Les mécanismes physiques importaient, et les conclusions du BEA les ont rendus douloureusement clairs. Une rupture de réservoir de carburant a créé un incendie qui a consumé l'intégrité structurelle. Des moteurs endommagés ont réduit la poussée disponible. Le profil de décollage de l'appareil, déjà contraint par la vitesse et le poids, laissait peu de marge une fois qu'un côté était compromis. Le design élancé du Concorde, triomphe du raffinement aérodynamique bien qu'il fût, n'avait pas été conçu pour survivre à cette combinaison exacte de débris de piste, de défaillance de pneu et d'incendie de réservoir d'aile. Dans le dossier d'enquête, la catastrophe n'a pas été réduite à une seule cause ; elle a été présentée comme une chaîne. Chaque maillon avait une place dans la séquence qui se déroulait. Chaque échec rendait le suivant plus probable.
Les suites ont rapidement évolué de la piste à l'enquête. La reconstruction du BEA est devenue centrale pour comprendre ce qui s'est passé, et le bilan de décès officiel des autorités françaises a fixé l'échelle humaine de l'événement. Dans la salle d'audience et les audiences publiques qui ont suivi, la catastrophe a été traitée non seulement comme un accident aérien mais aussi comme un test de responsabilité, de maintenance et de supervision. La question de savoir comment une bande métallique a pu se retrouver sur une piste utilisée par l'un des avions les plus célèbres du monde est devenue inséparable de la question de savoir comment l'appareil lui-même pouvait être si vulnérable une fois le pneu explosé.

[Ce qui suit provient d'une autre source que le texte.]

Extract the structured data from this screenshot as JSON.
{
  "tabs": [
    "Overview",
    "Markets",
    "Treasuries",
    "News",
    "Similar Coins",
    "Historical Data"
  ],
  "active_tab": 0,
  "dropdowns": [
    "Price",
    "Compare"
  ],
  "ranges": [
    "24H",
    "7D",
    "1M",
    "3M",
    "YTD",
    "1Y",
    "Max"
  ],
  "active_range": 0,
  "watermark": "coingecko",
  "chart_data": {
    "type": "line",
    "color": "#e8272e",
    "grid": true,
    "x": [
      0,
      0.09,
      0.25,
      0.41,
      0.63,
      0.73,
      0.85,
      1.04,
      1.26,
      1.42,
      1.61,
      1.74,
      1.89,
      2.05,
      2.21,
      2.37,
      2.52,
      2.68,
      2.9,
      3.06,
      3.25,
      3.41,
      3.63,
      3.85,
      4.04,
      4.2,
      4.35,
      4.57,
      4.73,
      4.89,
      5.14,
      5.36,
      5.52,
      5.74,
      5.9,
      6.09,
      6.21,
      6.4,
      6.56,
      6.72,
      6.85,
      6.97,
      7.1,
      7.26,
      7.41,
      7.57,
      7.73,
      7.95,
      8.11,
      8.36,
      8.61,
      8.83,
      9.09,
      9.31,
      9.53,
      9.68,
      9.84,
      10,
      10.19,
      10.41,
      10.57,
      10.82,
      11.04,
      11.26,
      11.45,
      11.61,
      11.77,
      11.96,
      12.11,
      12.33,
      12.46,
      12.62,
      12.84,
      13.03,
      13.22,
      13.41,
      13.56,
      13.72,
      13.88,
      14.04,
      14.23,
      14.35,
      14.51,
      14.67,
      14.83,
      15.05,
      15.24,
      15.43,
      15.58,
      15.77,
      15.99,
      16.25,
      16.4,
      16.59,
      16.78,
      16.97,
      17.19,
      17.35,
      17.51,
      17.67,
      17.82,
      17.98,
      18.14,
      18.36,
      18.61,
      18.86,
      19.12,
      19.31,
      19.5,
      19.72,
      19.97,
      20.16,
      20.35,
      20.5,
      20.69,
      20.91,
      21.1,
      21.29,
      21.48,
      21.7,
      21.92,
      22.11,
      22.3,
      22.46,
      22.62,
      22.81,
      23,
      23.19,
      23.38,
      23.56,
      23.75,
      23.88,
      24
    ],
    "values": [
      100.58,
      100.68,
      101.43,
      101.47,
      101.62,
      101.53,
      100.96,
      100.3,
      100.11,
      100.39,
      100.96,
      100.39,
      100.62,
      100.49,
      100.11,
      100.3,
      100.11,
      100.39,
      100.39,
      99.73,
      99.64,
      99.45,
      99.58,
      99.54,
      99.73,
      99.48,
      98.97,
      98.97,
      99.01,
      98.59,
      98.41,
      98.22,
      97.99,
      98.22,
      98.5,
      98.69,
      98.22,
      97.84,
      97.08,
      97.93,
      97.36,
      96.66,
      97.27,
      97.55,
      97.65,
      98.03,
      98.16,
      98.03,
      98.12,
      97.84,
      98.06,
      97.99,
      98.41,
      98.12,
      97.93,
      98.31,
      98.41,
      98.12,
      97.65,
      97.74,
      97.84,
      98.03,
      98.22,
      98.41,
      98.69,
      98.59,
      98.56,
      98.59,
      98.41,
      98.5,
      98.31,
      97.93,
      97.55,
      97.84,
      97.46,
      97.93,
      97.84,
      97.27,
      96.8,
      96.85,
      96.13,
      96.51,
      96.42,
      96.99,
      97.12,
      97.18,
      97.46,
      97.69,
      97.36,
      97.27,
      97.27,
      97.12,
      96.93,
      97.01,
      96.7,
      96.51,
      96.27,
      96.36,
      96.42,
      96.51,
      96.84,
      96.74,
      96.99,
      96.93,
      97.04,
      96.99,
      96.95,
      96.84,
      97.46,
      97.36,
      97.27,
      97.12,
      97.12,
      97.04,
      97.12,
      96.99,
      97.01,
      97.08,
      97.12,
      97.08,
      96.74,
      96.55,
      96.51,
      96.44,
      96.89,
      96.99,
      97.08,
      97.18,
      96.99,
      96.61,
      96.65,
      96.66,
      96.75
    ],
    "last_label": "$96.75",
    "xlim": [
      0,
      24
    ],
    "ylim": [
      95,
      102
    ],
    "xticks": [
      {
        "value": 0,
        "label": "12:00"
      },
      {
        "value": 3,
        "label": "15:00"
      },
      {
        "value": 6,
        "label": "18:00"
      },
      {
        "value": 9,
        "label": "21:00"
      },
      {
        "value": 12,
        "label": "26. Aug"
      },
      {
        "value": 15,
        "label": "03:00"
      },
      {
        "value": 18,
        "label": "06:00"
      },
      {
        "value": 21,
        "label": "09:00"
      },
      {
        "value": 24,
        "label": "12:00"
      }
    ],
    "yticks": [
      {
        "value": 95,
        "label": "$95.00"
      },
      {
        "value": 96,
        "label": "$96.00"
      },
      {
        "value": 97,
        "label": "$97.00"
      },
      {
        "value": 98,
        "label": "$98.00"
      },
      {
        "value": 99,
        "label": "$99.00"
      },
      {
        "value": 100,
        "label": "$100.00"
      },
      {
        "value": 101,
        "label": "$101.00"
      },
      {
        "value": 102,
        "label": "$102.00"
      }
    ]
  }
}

Cette tension importait car les signes d'avertissement n'étaient pas purement théoriques. Un objet étranger sur une piste, un pneu à vitesse de décollage, et un réservoir de carburant exposé à des débris à haute énergie étaient chacun des risques compris en aviation. Ce que la catastrophe du Concorde a révélé, c'est comment une séquence qui aurait pu rester survivable dans une circonstance est devenue fatale en combinaison. Le danger caché résidait dans l'interdépendance des parties. Le défaut de la piste à lui seul n'était pas la catastrophe. La défaillance du pneu à elle seule n'était pas la catastrophe. Le réservoir rompu à lui seul n'était pas la catastrophe. Ensemble, ils ont produit un incendie qu'aucun équipage ne pouvait facilement contenir et un aéronef qui ne pouvait pas continuer en toute sécurité.
Alors que l'appareil descendait vers les bâtiments en dessous, l'événement avait déjà franchi le seuil de l'accident à la catastrophe. Il n'était plus possible de récupérer le vol ou de préserver la machine. Les dernières secondes appartenaient à la gravité, à la chaleur et à l'impact. Pour l'équipage, l'appareil et les personnes au sol à Gonesse, la marge de correction avait disparu presque aussi vite qu'elle était apparue. La catastrophe avait été mise en mouvement sur la piste, mais son plein sens n'est apparu que lorsque le Concorde en flammes est passé bas au-dessus de la banlieue et a frappé le quartier des hôtels.
Lorsque le Concorde a frappé la zone hôtelière, le rêve supersonique s'est terminé dans les flammes et les débris.